Yummy Recipes for Greens!

Week 3 of our summer CSA share! Clockwise from top left: escarole, joi choi, radishes, sage, lettuce, mustard greens, swiss chard, strawberries, curly kale

Our CSA member Denise from Centerville has shared some of her favorite recipes for using up her CSA box full of beautiful (if copious) spring greens. Read on for some yummy inspiration, notes from Denise are italicized. My favorite thing about her style (and a good trait of a CSA chef) is not being afraid to substitute what a recipe calls for with what is fresh and in season! Cheers to eating Out of the Box!

 

Pasta with Greens and Ricotta from Moosewood Restaurant Cooks at Home, 1994)

1 bunch watercress (about 1 cup chopped), tough stems removed [I used 1 cup of mustard greens]

1 bunch Swiss chard, tough stalks removed (about 4 cups chopped) [I used 4 cups of a mix of spinach and kale]

2 garlic cloves, minced or pressed [I used one green garlic, white & green leaves]

1 Tablespoon olive oil

dash of salt & pepper

1/4 teaspoon nutmeg

3/4 cup ricotta cheese

1 lb pasta (fettuccine, penne, macaronic, fusilly, shells, etc)

grated Parmesan cheese or crumbled ricotta salata

chopped fresh tomato

toasted walnuts or pine nuts

Bring a large covered pot of water to a rapid boil.

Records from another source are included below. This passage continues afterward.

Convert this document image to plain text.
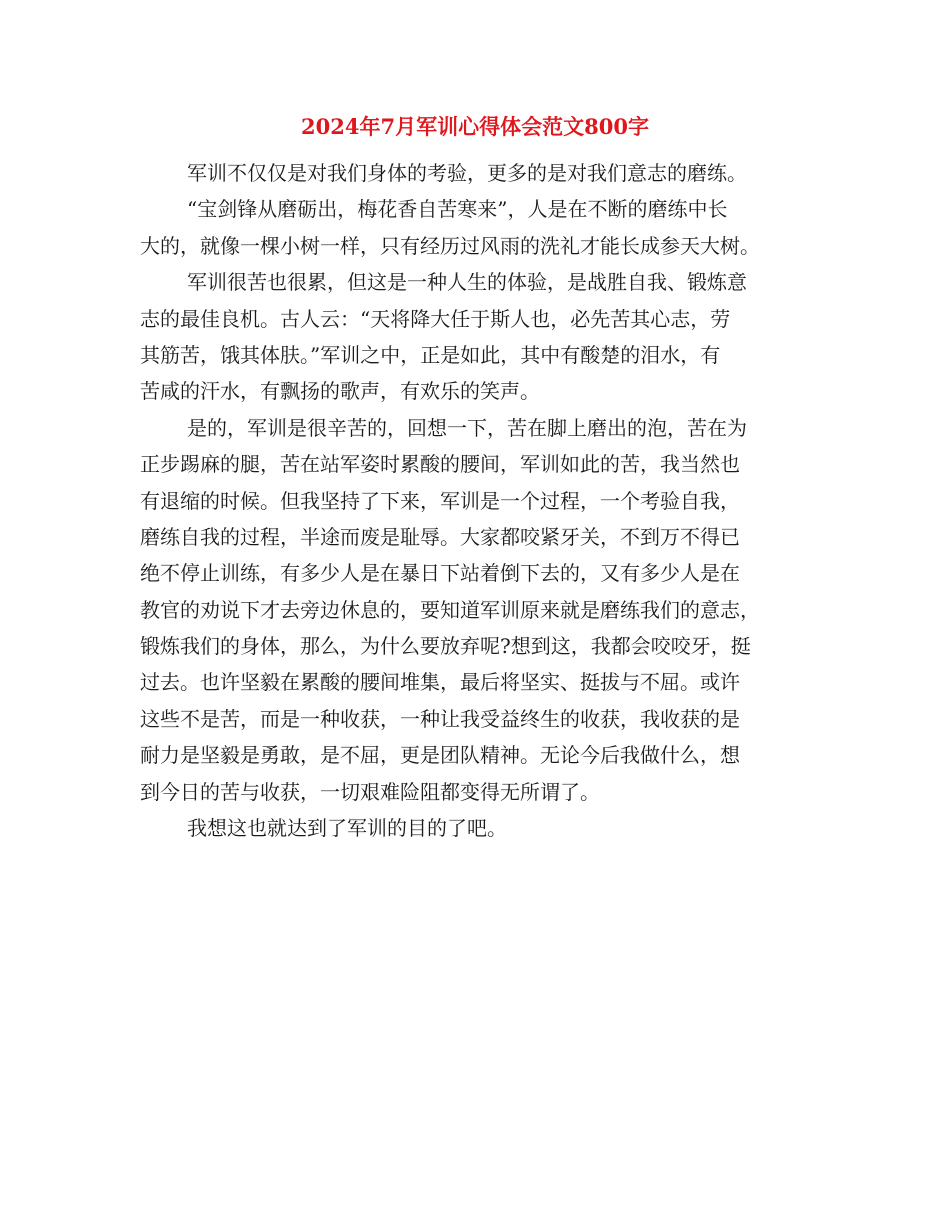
2024年7月军训心得体会范文800字
军训不仅仅是对我们身体的考验，更多的是对我们意志的磨练。
“宝剑锋从磨砺出，梅花香自苦寒来”，人是在不断的磨练中长
大的，就像一棵小树一样，只有经历过风雨的洗礼才能长成参天大树。
军训很苦也很累，但这是一种人生的体验，是战胜自我、锻炼意
志的最佳良机。古人云：“天将降大任于斯人也，必先苦其心志，劳
其筋苦，饿其体肤。”军训之中，正是如此，其中有酸楚的泪水，有
苦咸的汗水，有飘扬的歌声，有欢乐的笑声。
是的，军训是很辛苦的，回想一下，苦在脚上磨出的泡，苦在为
正步踢麻的腿，苦在站军姿时累酸的腰间，军训如此的苦，我当然也
有退缩的时候。但我坚持了下来，军训是一个过程，一个考验自我，
磨练自我的过程，半途而废是耻辱。大家都咬紧牙关，不到万不得已
绝不停止训练，有多少人是在暴日下站着倒下去的，又有多少人是在
教官的劝说下才去旁边休息的，要知道军训原来就是磨练我们的意志，
锻炼我们的身体，那么，为什么要放弃呢?想到这，我都会咬咬牙，挺
过去。也许坚毅在累酸的腰间堆集，最后将坚实、挺拔与不屈。或许
这些不是苦，而是一种收获，一种让我受益终生的收获，我收获的是
耐力是坚毅是勇敢，是不屈，更是团队精神。无论今后我做什么，想
到今日的苦与收获，一切艰难险阻都变得无所谓了。
我想这也就达到了军训的目的了吧。
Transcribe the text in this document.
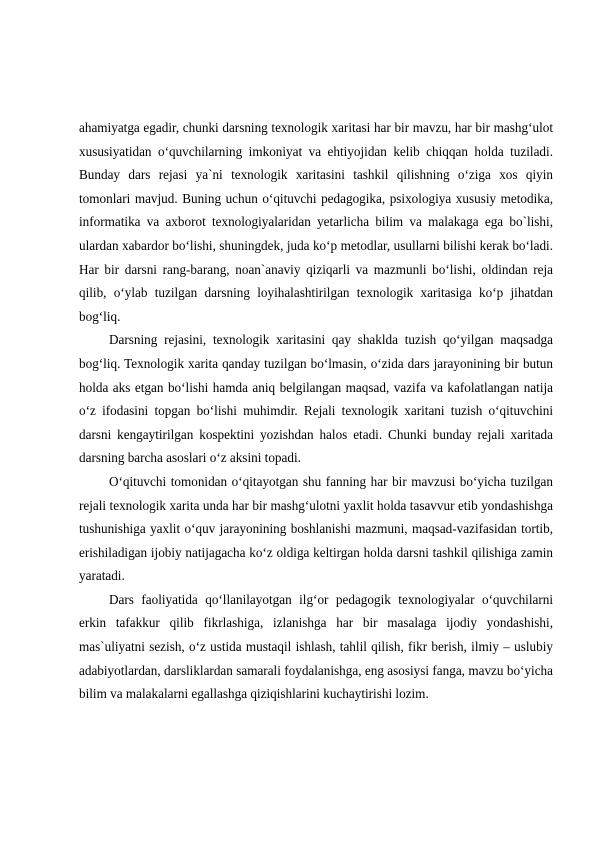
ahamiyatga egadir, chunki darsning texnologik xaritasi har bir mavzu, har bir mashg‘ulot xususiyatidan o‘quvchilarning imkoniyat va ehtiyojidan kelib chiqqan holda tuziladi. Bunday dars rejasi ya`ni texnologik xaritasini tashkil qilishning o‘ziga xos qiyin tomonlari mavjud. Buning uchun o‘qituvchi pedagogika, psixologiya xususiy metodika, informatika va axborot texnologiyalaridan yetarlicha bilim va malakaga ega bo`lishi, ulardan xabardor bo‘lishi, shuningdek, juda ko‘p metodlar, usullarni bilishi kerak bo‘ladi. Har bir darsni rang-barang, noan`anaviy qiziqarli va mazmunli bo‘lishi, oldindan reja qilib, o‘ylab tuzilgan darsning loyihalashtirilgan texnologik xaritasiga ko‘p jihatdan bog‘liq.

Darsning rejasini, texnologik xaritasini qay shaklda tuzish qo‘yilgan maqsadga bog‘liq. Texnologik xarita qanday tuzilgan bo‘lmasin, o‘zida dars jarayonining bir butun holda aks etgan bo‘lishi hamda aniq belgilangan maqsad, vazifa va kafolatlangan natija o‘z ifodasini topgan bo‘lishi muhimdir. Rejali texnologik xaritani tuzish o‘qituvchini darsni kengaytirilgan kospektini yozishdan halos etadi. Chunki bunday rejali xaritada darsning barcha asoslari o‘z aksini topadi.

O‘qituvchi tomonidan o‘qitayotgan shu fanning har bir mavzusi bo‘yicha tuzilgan rejali texnologik xarita unda har bir mashg‘ulotni yaxlit holda tasavvur etib yondashishga tushunishiga yaxlit o‘quv jarayonining boshlanishi mazmuni, maqsad-vazifasidan tortib, erishiladigan ijobiy natijagacha ko‘z oldiga keltirgan holda darsni tashkil qilishiga zamin yaratadi.

Dars faoliyatida qo‘llanilayotgan ilg‘or pedagogik texnologiyalar o‘quvchilarni erkin tafakkur qilib fikrlashiga, izlanishga har bir masalaga ijodiy yondashishi, mas`uliyatni sezish, o‘z ustida mustaqil ishlash, tahlil qilish, fikr berish, ilmiy – uslubiy adabiyotlardan, darsliklardan samarali foydalanishga, eng asosiysi fanga, mavzu bo‘yicha bilim va malakalarni egallashga qiziqishlarini kuchaytirishi lozim.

While the water heats, rinse the watercress and chard well, shake off any excess water, and chop coarsely.  Saute the garlic in the oil for a minute, until soft and golden, taking care not to scorch it.  Add the damp greens and saute, stirring often, until they are wilted but still bright green.  Sprinkle with the salt, pepper, and nutmeg, and remove from the heat.  In a blender, puree the cooked greens with the ricotta until smooth and evenly colored.  Add more salt & pepper to taste.

When the water boils, stir in the pasta, cover and return to a boil.  Then uncover the pot and cook the pasta until al dente.  Drain the pasta and immediately toss it with the sauce in a warmed serving bowl.  Top with Parmesan or crumbled ricotta salata, tomatoes and/or toasted nuts.

Spinach Ricotta Pie from Moosewood Cookbook, by Mollie Katzen, 1992)

Crust for one pie shell

Filling:

1 Tbsp butter/margarine

1 cup minced onion

1 lb. Spinach, stemmed and finely chopped (really, any mix of greens is great! And this uses up a lot of the CSA bags-o-greens)

½ tsp salt

freshly ground pepper to taste

1 tsp dried basil (or 1 Tbsp fresh)

1 lb. Ricotta cheese

2 or 3 beaten eggs

3 Tbs flour

½ cup (packed) grated sharp cheese of your choice

a dash of nutmeg (optional)

optional topping:

1 cup sour cream (lowfat is OK), lightly beaten

paprika

(Assemble the crust recipe of your preference, I like the Barefoot Contessa Ina Garten’s crust recipe.)

Preheat oven to 375F.  Melt the butter or margarine in a medium-sized skillet, add the onion, and saute for 5 minutes over medium heat.  Add spinach, salt, pepper & basil and cook, stirring, over medium-high heat until the spinach is wilted.  Remove from heat.

Combine all filling ingredients in a large bowl and mix well.  Spread into the unbaked pie shell.  For an extra rich pie, top with sour cream spread to the edges of the crust.  Dust generously with paprika.

Bake 40 – 45 minutes, or until firm to the touch at the center.  Serve hot, warm or at room temperature.